Windows: Only two launcher executables: On Windows, DocFetcher comes with the default DocFetcher.exe file for launching the program, and an assortment of alternative DocFetcher-*.exe files under the misc folder to launch the program with different memory limits.
In DocFetcher Pro, this dizzying array of alternative launchers is gone, and instead there are only two: DocFetcherPro.exe and DocFetcherPro-Console.exe.

The launcher DocFetcherPro.exe starts the program without an attached console window and is what you would normally use. The launcher DocFetcherPro-Console.exe runs the program with an attached console window. This second launcher is useful for debugging and/or when you need to run the program from the command line for some reason, e.g., when running the program with the --update-indexes argument to force updating all your indexes.
Moreover, each of DocFetcher Pro’s exe launchers is accompanied by an ini file, named DocFetcherPro.l4j.ini and DocFetcherPro-Console.l4j.ini, respectively. You can edit these ini files with a text editor to set the memory limit of the respective exe launcher.
Finally, the DocFetcher.bat launcher from DocFetcher is present in DocFetcher Pro as well.

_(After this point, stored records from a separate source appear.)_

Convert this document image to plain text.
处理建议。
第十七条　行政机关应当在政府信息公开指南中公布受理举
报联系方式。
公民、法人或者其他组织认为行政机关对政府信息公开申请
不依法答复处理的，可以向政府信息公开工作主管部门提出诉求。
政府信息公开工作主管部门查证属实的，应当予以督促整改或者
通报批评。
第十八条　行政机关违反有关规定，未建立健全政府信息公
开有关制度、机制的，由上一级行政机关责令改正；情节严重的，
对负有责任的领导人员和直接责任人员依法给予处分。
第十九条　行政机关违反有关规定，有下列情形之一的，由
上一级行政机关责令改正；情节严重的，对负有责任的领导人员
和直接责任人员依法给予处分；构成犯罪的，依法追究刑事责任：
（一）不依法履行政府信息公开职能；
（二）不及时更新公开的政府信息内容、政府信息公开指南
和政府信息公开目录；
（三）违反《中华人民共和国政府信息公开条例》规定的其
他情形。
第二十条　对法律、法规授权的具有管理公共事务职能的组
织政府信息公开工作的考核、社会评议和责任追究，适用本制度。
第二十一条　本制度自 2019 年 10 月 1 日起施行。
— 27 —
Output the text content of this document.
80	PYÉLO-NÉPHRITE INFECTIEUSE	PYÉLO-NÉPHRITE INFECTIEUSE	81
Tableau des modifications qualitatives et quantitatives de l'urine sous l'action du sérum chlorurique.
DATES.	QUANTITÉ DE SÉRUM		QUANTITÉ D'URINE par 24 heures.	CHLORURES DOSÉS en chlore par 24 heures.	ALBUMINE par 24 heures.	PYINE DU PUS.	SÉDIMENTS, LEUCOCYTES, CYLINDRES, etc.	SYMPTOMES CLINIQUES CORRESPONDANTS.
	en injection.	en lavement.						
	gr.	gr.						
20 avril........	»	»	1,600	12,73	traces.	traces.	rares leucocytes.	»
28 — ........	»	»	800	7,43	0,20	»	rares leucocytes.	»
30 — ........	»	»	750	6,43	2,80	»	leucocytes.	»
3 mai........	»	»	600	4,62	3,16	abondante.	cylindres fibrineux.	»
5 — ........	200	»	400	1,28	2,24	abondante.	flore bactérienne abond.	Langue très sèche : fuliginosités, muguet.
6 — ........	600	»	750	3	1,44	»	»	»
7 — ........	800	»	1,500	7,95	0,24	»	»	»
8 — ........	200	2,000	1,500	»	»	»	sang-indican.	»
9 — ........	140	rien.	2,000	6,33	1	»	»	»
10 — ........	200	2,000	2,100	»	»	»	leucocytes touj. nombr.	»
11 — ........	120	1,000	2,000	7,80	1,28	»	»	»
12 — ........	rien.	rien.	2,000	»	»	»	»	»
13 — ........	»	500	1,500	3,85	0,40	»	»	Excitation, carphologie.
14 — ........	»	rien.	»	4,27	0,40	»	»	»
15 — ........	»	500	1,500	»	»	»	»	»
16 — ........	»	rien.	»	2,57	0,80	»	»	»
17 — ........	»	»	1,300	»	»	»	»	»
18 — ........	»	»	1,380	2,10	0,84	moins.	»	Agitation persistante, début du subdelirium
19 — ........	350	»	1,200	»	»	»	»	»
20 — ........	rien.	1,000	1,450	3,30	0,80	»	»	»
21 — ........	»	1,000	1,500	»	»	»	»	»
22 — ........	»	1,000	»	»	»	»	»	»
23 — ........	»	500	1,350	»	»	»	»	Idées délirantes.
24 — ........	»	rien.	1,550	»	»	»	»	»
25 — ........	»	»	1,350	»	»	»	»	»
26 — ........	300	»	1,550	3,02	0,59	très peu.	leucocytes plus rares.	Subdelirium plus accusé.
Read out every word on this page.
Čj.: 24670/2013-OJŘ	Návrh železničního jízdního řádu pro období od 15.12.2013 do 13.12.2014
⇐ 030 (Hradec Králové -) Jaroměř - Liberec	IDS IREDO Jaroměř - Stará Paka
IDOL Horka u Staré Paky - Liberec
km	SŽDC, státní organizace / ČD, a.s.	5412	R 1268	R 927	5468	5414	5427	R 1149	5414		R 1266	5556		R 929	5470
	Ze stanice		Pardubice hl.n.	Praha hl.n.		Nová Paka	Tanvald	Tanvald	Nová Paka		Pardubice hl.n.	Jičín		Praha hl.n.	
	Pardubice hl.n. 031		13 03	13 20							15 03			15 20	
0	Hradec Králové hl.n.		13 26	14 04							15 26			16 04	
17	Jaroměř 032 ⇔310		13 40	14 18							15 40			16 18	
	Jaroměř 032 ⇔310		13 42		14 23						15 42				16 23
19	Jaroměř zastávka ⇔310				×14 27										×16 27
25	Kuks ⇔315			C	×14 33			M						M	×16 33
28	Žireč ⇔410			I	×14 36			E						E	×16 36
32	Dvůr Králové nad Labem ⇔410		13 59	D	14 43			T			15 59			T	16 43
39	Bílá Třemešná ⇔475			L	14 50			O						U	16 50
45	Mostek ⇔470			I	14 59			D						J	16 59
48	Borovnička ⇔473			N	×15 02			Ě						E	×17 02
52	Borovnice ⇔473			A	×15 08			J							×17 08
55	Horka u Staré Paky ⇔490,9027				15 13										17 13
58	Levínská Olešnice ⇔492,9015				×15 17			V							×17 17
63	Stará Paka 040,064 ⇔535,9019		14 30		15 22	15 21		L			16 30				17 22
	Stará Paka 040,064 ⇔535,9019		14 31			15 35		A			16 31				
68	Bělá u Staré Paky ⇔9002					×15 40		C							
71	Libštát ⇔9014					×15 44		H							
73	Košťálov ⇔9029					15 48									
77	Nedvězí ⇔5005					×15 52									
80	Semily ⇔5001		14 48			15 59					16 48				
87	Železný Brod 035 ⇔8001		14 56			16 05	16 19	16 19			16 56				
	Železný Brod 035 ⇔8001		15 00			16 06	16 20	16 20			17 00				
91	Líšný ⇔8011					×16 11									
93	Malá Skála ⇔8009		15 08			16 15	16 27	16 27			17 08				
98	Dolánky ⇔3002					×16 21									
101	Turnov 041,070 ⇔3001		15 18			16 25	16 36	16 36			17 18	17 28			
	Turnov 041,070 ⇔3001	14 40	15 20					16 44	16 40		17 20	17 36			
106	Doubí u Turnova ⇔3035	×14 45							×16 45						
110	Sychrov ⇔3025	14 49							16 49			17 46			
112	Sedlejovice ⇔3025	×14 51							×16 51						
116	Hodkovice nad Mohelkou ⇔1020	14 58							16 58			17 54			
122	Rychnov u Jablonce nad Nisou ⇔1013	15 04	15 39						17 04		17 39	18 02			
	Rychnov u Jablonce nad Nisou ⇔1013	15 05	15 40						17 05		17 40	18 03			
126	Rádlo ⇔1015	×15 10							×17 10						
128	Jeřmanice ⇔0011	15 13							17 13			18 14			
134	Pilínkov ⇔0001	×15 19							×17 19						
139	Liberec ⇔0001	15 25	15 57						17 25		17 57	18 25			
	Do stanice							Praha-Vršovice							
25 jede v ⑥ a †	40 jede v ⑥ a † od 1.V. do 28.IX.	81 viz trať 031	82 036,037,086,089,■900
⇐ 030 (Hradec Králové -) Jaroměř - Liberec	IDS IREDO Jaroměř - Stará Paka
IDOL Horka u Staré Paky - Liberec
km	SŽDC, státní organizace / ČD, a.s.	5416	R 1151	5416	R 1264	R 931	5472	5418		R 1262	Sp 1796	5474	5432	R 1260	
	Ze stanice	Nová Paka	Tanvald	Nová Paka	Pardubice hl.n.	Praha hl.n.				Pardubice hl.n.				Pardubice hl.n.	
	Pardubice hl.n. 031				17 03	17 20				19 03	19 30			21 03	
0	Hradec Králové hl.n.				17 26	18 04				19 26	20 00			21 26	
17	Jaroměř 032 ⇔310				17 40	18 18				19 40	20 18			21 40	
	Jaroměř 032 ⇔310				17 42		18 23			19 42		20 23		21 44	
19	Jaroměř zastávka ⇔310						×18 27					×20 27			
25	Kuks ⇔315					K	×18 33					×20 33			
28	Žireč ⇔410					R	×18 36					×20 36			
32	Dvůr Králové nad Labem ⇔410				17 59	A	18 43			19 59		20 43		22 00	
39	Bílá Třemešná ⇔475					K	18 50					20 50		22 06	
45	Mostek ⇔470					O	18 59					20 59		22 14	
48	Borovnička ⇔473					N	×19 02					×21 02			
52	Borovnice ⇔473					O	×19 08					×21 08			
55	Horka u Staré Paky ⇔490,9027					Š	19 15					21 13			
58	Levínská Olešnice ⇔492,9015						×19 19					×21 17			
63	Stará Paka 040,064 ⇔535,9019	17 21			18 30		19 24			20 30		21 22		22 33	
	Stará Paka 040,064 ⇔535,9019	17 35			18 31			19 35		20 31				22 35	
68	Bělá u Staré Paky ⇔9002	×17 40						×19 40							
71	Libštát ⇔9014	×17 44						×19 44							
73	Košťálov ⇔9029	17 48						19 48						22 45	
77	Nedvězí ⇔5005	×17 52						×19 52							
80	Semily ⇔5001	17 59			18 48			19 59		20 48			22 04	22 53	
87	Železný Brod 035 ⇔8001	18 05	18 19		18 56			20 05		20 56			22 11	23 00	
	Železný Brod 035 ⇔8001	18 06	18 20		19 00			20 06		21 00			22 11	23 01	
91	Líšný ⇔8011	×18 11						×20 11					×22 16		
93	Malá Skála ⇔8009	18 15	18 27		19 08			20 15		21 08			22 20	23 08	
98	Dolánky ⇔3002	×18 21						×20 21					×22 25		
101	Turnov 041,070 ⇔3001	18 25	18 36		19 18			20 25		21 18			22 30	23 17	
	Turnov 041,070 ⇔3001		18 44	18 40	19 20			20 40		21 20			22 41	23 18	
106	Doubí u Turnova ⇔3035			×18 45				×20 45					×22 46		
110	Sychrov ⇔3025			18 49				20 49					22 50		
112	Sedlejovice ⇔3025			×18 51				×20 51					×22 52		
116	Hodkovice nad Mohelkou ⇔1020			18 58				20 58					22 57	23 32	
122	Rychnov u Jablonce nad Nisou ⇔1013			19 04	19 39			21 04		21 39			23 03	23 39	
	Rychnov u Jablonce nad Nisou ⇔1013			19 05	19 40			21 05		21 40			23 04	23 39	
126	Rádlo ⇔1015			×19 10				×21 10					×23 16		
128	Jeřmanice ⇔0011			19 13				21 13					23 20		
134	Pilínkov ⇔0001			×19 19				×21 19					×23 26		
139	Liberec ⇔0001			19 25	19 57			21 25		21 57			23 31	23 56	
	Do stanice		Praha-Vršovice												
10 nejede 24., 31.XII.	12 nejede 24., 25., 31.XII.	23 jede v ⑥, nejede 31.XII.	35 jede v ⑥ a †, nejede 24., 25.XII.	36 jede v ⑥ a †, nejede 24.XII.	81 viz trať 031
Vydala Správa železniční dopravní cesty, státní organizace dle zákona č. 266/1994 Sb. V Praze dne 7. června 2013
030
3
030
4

Linux: Portable and non-portable version: When it comes to DocFetcher on Linux, you have two options: The portable version from the DocFetcher website that runs on all supported platforms including Linux, and the Linux-only DocFetcher snap package. One major difference between the two options is that the former stores its indexes and settings in the DocFetcher folder, whereas the latter stores them in your home directory.
Now, when it comes to DocFetcher Pro on Linux, after buying the Linux version, you will also have two options: A portable and a non-portable version. There’s basically only one difference between the two: The portable one will store its indexes and settings in the program folder, whereas the non-portable one will store them in your home directory.

Start the program minimized: In the preferences of DocFetcher Pro, you’ll find a box “Start with program window minimized”. As the description says, checking this box will cause the program window to start out minimized when the program is opened. This may be desirable if you set up the program to be started automatically when booting up the operating system.